Many companies and organizations depend upon online voting to elect people to leadership positions. It is difficult to ensure that the system used cannot be subverted. It is like ensuring that a rambling big house is safe against entry of burglars. The house might have strong walls and doors, but a single point of weakness can endanger the whole thing. For instance, can one remove a set of tiles and enter the house? Or can someone inside the house be fooled into opening a door for the intruder?
Good technology is valuable in making elements of the system strong, but envisaging all possible modes of failure requires healthy skepticism and a system science point of view.
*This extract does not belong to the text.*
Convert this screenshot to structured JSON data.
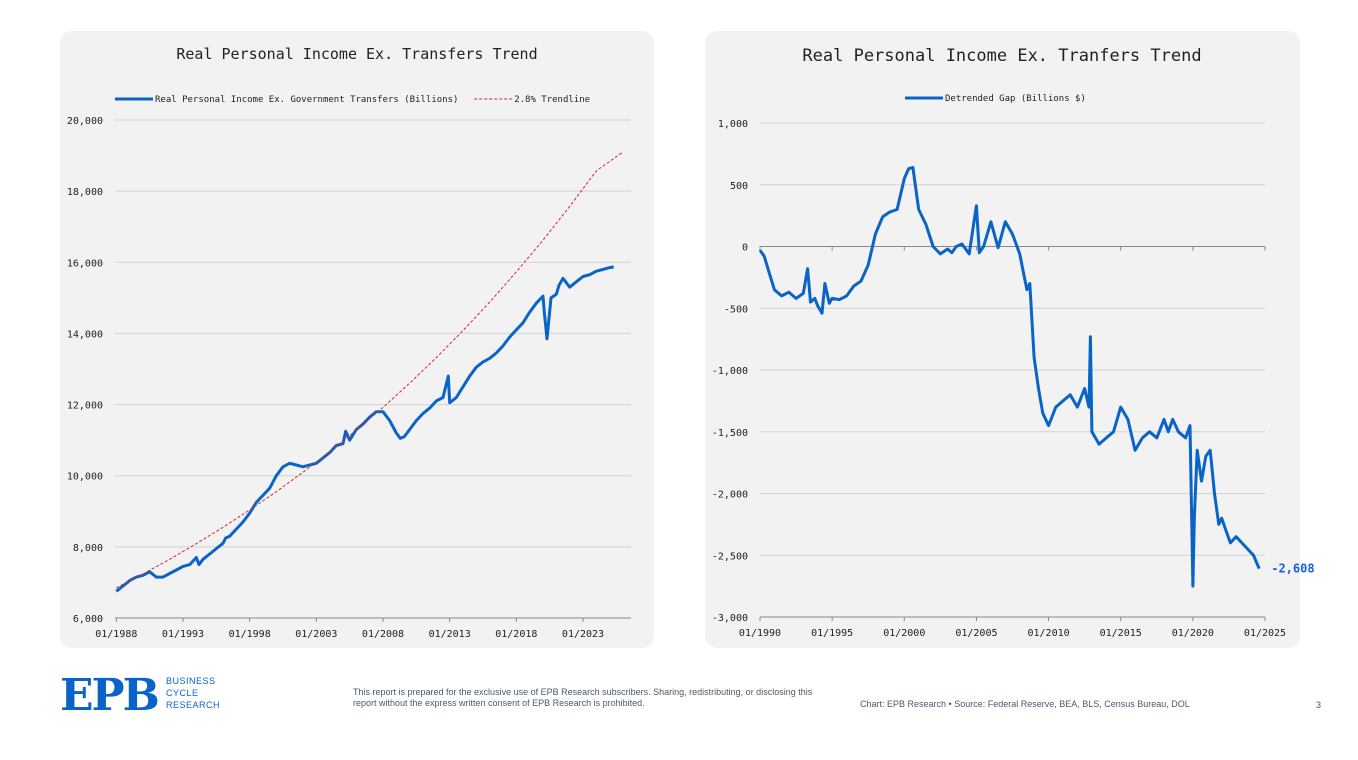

A service provider usually makes available the software and related infrastructure for running an election to the entity holding the election over the Internet. The service provider is selected to be a trusted partner, and is beyond suspicion.
However, the client organization needs to ensure that everything else is well thought out and is free of risks. Some service providers create a password file starting with a list of email IDs of all voters provided by the client entity, and linking a machine-generated password to each ID. Each voter will need the password linked to his/her email ID in the password file for casting a vote. The service provider’s system would send an email to each voter for this purpose, giving the password to be used. It would also describe the procedure to be followed.
The password file would be sent to an officer nominated by the client entity, to inform them the list of all voters contacted. This would also allow the voters to be offered any necessary help in case of a missed email, etc. The officer nominated to handle the password file could be a paid employee or an elected person (let us call this officer Y). Some of the possible risks to the election arise from how safely this file is handled.
Another possible risk arises from the fact that the list of eligible voters may not be accurate enough. Some of them might have left their companies and their email accounts might have been deleted, unknown to the party conducting the election. Hundreds of orphaned emails inviting members to vote and giving the necessary password could bounce; the election software might direct them to Y. How these emails are handled, and who all can access them, will again decide how reliable the election is going to be.
One would have to consider the specifics of any system used and the supervisory mechanisms that oversee the election to find possible modes of failure such as the two described above.
In many cases, there may be simple ways of reducing risks from any anticipated failure mode. For instance, the service provider who makes the IT infrastructure available for elections could withhold the password file till the election is over and then make it available to Y. Similarly, there is no need to make available any bounced emails to Y till after the election is over. This means that Y cannot help any voter who does not receive an email from the service provider; however, if the list of voter email addresses given to the service provider is reliable, Y’s intervention would be unnecessary.
The mode of operation described above is only one of many possible modes; but the concern for integrity of the election will be there in any case!
The aim of this blog post is to sensitize all those concerned with the integrity of online elections to some of the obvious risks in one mode of operation.